Subsequent to submission of this case, Davenport requested a remand to the District Court for resentencing pursuant to the Supreme Court’s recent decision in United States v. Booker, — U.S. —, 125 S.Ct. 738, 160 L.Ed.2d 621 (2005). As discussed above, Davenport’s conviction was pursuant to a guilty plea, preserving his ability to appeal the District Court’s suppression ruling. The plea agreement, while expressly reserving the right to appeal the suppression ruling, does not include an express waiver of the right to appeal his sentence. Therefore, our recent holding that a defendant who has knowingly entered into a plea agreement is not entitled to resentencing under Booker does not apply, as the plea agreement in that case included an express waiver of appellate rights.

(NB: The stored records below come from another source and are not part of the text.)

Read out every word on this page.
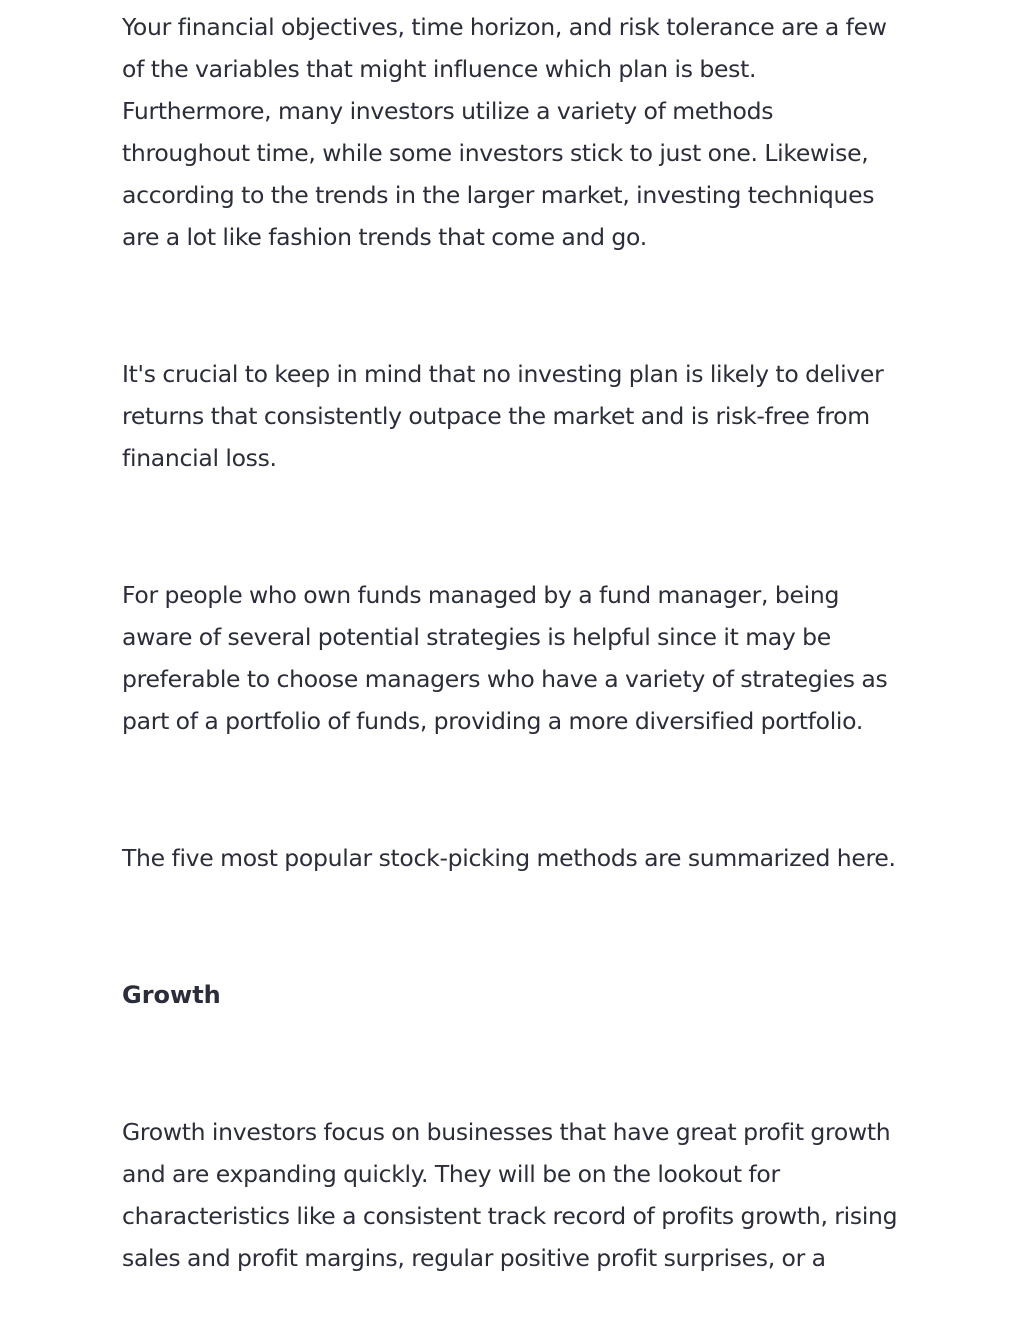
Your financial objectives, time horizon, and risk tolerance are a few of the variables that might influence which plan is best. Furthermore, many investors utilize a variety of methods throughout time, while some investors stick to just one. Likewise, according to the trends in the larger market, investing techniques are a lot like fashion trends that come and go.

It's crucial to keep in mind that no investing plan is likely to deliver returns that consistently outpace the market and is risk-free from financial loss.

For people who own funds managed by a fund manager, being aware of several potential strategies is helpful since it may be preferable to choose managers who have a variety of strategies as part of a portfolio of funds, providing a more diversified portfolio.

The five most popular stock-picking methods are summarized here.

Growth

Growth investors focus on businesses that have great profit growth and are expanding quickly. They will be on the lookout for characteristics like a consistent track record of profits growth, rising sales and profit margins, regular positive profit surprises, or a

United States v. Lockett, 406 F.3d 207 (3d Cir.2005).

The government argues that remand is not appropriate because the only issue at sentencing was whether Davenport was a career offender, a permissible judicial finding. See United States v. Ordaz, 398 F.3d 236 (3d Cir.2005) (holding that a District Court’s finding of prior convictions does not violate the Sixth Amendment, citing Almendarez-Torres v. United States, 523 U.S. 224, 244, 118 S.Ct. 1219, 140 L.Ed.2d 350 (1998)). Contrary to the Government’s position, Davenport apparently requested a departure under United States v. Shoupe, 35 F.3d 835 (3d Cir.1994), contending that the career offender guidelines over-represented his criminal history. The District Court denied the departure on the basis that there was no legal precedent for such a departure from the Federal Guidelines. As this decision by the District Court is affected by the conclusion in Booker that the Federal Sentencing Guidelines are only advisory, this case will be remanded for resentencing.

Davenport’s two challenges to his conviction are without merit, as the District Court’s denial of the motion to suppress was not in error, and his judgment of conviction is affirmed. Davenport’s sentence is reversed and remanded for resentencing consistent with Booker.